2 You understand and agree that Alibaba Cloud has the right to terminate this program at any time based on Alibaba Cloud business plans, the program operations status, or other factors, without being liable to the related consequences. Alibaba Cloud will inform you of the program termination in advance. After the program is terminated, all services or capabilities that you obtain from this program will be disabled.
3 You understand and agree that you have read the security protection mechanism and the terms of Security Credibility and understand the results of joining this program. You have decided to join this program of your own free will, and shall be liable for the corresponding results.
4 Both Alibaba Cloud and you shall keep your decision about whether to join this program confidential, unless the information has become public, or Alibaba Cloud has to reveal the information as otherwise appointed with you, as required by laws and regulations, or as demanded, ordered, or executed by related authorities. You shall keep confidential your security credit score, the corresponding black hole threshold, and related credibility information. If this information is leaked, attackers may launch targeted attacks on your system.
5 Alibaba Cloud may optimize or change the security protection mechanism of this program periodically or at random times. Alibaba Cloud will inform you of the changes in advance, and then provide you with the latest versions of services or provide you with services or capabilities based on the latest mechanism. If you do not agree to use the latest mechanism, you can apply to exit the program and terminate the use of services provided by Alibaba Cloud.

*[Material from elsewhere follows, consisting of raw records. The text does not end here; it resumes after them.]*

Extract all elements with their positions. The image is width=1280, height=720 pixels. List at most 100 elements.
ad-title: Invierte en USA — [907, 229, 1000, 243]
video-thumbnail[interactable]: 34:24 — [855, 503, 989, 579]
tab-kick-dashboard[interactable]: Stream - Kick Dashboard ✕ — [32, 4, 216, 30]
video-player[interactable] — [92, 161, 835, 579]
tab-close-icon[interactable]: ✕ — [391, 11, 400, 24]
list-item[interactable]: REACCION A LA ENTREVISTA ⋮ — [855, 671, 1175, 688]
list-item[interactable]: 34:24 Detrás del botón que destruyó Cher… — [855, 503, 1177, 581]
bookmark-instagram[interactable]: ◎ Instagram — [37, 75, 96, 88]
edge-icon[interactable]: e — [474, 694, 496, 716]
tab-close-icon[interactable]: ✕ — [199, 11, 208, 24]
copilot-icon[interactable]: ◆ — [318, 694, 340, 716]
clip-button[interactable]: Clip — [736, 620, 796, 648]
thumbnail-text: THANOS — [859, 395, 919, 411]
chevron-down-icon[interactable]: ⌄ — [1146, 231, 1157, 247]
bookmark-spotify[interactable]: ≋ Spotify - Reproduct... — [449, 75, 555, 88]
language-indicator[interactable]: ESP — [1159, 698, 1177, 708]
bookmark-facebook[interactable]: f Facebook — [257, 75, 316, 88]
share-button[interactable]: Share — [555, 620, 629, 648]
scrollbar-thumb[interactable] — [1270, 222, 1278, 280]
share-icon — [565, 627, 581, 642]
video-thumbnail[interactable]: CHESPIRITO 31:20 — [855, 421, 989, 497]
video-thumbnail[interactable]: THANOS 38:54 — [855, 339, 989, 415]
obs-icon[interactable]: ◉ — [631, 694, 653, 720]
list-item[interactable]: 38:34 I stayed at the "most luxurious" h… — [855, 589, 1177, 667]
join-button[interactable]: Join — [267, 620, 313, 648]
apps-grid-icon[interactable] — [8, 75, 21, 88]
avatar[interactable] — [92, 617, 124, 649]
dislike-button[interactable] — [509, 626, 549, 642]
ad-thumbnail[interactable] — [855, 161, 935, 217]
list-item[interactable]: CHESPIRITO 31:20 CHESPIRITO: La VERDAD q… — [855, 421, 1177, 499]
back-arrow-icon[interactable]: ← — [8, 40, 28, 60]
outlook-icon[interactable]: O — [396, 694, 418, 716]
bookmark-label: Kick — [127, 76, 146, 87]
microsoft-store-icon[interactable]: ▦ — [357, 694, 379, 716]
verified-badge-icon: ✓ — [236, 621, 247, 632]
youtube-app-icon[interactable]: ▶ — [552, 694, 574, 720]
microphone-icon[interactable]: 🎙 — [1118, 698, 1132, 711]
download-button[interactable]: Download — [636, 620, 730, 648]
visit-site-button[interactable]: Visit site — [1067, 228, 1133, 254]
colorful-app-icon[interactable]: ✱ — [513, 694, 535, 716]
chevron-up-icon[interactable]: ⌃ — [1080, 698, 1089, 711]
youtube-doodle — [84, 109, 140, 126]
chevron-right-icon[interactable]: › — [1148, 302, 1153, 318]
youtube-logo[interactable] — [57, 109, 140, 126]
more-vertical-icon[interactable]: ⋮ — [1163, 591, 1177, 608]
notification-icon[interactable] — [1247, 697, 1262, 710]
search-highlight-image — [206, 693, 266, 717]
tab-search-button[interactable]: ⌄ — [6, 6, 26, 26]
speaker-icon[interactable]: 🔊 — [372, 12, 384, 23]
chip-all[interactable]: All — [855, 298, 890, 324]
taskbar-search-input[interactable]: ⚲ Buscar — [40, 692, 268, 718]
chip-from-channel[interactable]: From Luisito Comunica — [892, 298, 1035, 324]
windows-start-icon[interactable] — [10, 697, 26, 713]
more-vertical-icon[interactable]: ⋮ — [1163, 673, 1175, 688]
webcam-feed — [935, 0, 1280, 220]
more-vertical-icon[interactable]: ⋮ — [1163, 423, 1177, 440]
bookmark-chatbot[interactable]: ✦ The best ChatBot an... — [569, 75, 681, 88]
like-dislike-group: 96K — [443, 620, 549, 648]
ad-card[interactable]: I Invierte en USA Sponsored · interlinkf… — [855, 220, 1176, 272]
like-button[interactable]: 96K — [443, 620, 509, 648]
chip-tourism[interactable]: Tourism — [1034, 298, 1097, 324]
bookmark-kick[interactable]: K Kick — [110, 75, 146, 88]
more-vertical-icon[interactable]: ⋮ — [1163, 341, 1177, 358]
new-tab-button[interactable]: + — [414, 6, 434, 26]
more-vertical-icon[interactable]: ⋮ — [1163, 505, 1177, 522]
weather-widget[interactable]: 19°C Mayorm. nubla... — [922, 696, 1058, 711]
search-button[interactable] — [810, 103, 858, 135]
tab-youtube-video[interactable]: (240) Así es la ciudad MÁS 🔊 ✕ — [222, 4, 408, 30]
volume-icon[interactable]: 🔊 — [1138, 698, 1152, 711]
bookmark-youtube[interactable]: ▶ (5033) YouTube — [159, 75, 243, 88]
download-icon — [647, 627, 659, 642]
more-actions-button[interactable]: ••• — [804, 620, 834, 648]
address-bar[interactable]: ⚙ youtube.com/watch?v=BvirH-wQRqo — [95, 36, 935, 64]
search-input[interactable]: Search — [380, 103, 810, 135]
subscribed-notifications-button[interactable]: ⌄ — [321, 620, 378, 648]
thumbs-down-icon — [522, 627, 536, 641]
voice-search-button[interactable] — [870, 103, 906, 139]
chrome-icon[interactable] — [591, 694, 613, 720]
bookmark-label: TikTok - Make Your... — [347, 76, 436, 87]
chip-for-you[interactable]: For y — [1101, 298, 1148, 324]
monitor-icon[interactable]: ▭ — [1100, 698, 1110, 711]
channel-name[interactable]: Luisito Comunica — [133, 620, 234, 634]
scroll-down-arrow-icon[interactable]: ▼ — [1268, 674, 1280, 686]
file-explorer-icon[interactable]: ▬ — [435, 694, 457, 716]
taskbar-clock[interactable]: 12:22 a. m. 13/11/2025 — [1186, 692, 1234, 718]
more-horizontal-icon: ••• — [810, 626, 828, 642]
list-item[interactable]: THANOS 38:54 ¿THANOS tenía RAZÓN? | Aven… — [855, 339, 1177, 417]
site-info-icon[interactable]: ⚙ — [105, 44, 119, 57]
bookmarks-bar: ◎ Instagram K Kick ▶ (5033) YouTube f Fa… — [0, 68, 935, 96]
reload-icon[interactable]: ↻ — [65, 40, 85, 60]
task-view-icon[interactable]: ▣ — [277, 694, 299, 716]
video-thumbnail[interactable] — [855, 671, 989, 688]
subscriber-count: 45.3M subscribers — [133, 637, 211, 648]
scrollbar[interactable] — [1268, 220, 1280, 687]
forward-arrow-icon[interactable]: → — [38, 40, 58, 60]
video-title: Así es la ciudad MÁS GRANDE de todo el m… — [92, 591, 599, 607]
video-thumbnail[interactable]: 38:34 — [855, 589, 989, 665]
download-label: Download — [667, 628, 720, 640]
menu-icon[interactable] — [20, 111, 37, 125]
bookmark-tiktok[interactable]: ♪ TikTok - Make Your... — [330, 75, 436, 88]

6 You understand and agree that the security protection capabilities that you can obtain from the program are provided by a resource pool shared by all members of the program. In standard cases, Alibaba Cloud provides you with security protection capabilities based on your credit score. However, if the members of the program encounter attacks or other malicious events together and the resources in the shared resource pool run out, your security protection capabilities may be reduced. The adjusted capabilities will not be lower than the default protection capabilities.
7 Disclaimers and limitation of liability: The security protection that Alibaba Cloud provides for you, a member of the program, is a technical measure. You understand and agree that this technical measure taken by Alibaba Cloud based on the program is regarded as flawless security protection. If Alibaba Cloud does not deliberately undermine your system security or make mistakes in the program, Alibaba Cloud shall not be liable for the protection results.
8 If your websites encounter viruses, intrusions, attacks (including but not limited to DDoS attacks), or other activities that threaten the network security, and these activities are not covered by this program, the websites or website services may become unavailable to users for a certain period of time. This situation will be hereinafter referred to as service unavailability. You understand and agree that the preceding service unavailability does not indicate breach of the contract by Alibaba Cloud. If the service unavailability undermines the interests of Alibaba Cloud or adversely impacts the communications between Alibaba Cloud and the Internet, between Alibaba Cloud and specific networks or servers, and between Alibaba Cloud servers, Alibaba Cloud has the right to pause or terminate providing security protection services to you based on the Security Credibility program mechanism, without being liable to the results. Alibaba Cloud will inform you of the suspension or termination of protection beforehand.
9 The related rules, norms, and procedures that have been published on www.aliyun.com constitute a part of the terms of services herein. Alibaba Cloud has the right to modify these rules, norms, or procedures at any time, and require you to comply with the latest rules, norms, and procedures.